Buna göre, —–sermayeli ortağı olması, —– ilan olunamaması nedeniyle —— alınan genel kurul kararlarının —- tescil olunamaması nedeniyle, şirketin yeniden genel kurul yapabilmesi, yeni şirket yöneticisinin seçilebilmesi, vefat eden ortağa ilişkin gerekli hukuki yollara başvurulabilmesi ve bu süreçte şirkete dair bütün iş ve işlemleri takip edebilmesi adına şirketin — ortağı ve aynı zamanda münferiden tek yetkilisi bulunan davacı—- olarak yetkili kılınması, tedbiren şirket adına —- edebilmesi için —–işlem yapma yetkisi verilmesi —-gidilmiştir.

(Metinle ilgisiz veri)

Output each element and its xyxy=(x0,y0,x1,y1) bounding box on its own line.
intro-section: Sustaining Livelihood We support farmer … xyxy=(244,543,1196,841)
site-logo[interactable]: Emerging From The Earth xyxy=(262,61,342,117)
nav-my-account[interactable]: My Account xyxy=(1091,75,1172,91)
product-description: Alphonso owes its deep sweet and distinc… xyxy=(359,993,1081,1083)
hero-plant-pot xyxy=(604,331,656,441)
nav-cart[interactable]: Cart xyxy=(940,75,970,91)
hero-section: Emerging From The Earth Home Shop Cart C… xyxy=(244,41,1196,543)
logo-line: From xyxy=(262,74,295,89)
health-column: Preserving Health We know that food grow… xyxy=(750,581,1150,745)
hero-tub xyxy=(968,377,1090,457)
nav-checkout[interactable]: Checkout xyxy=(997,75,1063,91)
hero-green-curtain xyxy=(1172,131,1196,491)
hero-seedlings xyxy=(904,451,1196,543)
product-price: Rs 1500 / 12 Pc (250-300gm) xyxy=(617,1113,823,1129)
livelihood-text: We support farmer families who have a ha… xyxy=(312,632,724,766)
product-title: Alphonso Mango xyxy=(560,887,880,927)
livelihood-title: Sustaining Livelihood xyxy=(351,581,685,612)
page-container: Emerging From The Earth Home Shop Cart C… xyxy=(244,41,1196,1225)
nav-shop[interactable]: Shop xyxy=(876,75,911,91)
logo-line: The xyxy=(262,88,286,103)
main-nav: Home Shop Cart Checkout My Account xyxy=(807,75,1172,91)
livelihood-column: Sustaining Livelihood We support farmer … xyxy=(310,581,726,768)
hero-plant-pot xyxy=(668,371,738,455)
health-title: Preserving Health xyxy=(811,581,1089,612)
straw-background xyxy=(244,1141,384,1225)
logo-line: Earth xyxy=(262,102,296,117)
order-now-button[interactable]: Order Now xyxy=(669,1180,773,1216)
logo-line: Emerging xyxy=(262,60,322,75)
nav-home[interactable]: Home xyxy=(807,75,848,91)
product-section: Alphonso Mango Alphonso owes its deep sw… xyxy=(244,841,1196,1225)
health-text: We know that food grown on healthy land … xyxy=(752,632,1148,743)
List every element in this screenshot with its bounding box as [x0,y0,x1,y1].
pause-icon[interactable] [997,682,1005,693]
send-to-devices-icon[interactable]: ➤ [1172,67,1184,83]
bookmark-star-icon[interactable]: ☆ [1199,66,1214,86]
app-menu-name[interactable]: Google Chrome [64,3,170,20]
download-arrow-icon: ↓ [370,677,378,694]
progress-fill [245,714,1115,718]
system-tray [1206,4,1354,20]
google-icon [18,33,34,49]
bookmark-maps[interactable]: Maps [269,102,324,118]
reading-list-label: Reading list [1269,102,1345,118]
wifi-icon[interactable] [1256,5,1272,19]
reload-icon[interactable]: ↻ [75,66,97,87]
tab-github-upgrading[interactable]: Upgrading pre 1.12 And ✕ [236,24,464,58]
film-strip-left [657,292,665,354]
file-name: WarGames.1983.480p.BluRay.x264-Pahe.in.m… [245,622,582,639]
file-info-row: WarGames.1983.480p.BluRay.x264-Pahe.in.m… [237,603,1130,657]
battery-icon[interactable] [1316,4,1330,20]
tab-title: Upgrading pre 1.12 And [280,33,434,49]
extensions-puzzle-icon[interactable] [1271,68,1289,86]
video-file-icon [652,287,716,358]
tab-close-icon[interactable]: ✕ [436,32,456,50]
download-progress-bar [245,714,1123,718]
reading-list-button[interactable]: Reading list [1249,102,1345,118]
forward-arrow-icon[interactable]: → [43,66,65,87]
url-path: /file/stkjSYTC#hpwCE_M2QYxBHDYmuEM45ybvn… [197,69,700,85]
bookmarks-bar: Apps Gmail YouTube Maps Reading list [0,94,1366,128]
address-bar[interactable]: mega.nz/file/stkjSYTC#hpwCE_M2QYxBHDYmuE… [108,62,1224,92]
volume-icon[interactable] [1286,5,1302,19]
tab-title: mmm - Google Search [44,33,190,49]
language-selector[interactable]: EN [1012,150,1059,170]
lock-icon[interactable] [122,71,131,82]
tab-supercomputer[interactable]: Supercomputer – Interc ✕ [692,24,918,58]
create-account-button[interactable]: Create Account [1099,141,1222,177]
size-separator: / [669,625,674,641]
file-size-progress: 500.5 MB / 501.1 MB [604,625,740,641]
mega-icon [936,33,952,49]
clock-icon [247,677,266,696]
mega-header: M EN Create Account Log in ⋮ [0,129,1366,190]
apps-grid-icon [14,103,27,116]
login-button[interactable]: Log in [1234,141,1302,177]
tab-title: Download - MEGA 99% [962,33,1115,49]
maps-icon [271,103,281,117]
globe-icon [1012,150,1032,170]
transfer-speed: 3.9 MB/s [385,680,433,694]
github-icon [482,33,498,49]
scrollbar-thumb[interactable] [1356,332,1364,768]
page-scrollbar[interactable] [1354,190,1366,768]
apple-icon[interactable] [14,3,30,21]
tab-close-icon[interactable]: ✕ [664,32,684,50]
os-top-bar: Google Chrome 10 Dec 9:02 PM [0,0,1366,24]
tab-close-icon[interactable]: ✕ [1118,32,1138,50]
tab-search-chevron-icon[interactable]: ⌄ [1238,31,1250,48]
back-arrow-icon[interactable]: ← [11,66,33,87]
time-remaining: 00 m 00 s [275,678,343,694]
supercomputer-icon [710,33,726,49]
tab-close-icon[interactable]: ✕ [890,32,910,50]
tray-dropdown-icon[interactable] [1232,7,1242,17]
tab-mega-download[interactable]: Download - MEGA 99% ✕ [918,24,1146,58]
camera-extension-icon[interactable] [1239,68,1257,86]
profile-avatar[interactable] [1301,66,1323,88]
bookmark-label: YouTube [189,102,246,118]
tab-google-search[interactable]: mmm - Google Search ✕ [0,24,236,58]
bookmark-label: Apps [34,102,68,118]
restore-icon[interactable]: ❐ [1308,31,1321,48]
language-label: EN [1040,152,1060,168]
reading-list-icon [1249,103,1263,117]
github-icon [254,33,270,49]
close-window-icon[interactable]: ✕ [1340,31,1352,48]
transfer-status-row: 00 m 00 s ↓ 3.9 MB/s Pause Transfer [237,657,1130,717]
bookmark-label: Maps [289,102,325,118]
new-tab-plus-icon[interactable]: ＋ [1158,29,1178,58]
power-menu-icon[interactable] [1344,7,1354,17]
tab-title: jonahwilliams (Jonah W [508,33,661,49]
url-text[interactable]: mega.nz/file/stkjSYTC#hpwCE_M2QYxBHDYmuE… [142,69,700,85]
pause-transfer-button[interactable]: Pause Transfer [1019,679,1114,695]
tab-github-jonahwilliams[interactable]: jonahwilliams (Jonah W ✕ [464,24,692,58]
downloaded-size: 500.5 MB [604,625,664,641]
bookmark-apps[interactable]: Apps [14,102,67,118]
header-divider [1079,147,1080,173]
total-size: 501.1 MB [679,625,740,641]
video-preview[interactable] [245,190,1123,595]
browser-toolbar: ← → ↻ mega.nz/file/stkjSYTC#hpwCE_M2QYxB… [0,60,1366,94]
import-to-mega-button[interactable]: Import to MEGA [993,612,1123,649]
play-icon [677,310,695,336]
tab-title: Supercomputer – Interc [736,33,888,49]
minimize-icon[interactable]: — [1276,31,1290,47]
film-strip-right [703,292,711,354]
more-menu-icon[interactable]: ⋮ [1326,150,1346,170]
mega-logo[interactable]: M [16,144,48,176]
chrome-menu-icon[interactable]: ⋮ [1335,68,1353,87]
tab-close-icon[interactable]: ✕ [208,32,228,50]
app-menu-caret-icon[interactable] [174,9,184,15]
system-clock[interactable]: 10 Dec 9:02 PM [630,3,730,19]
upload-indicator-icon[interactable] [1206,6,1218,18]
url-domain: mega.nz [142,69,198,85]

HÜKÜM: Yukarıda açıklanan nedenlerle;
1-Davanın KABULÜ ile, TMK’nin 427/4. maddesi uyarınca davalı —- yeniden genel kurul yapılması, şirkete yeni bir yönetici seçilmesi, vefat eden —– ilişkin gerekli hukuki yollara başvurabilmesi ve bu süreçte şirkete ait bütün işleri takip edebilmesi için —-OLARAK ATANMASINA,
2-Harçlar Kanununa göre alınması gerekli harç peşin olarak alındığından başkaca harç alınmasına yer olmadığına,
3-HMK’nin 333.maddesi gereğince bakiye gider ve delil avanslarının karar kesinleştiğinde davacılara iadesine,Dair, dosya üzerinde yapılan inceleme sonucunda, TTK’nin 412/2-son cümle maddesi uyarınca KESİN olarak oy birliğiyle karar verildi.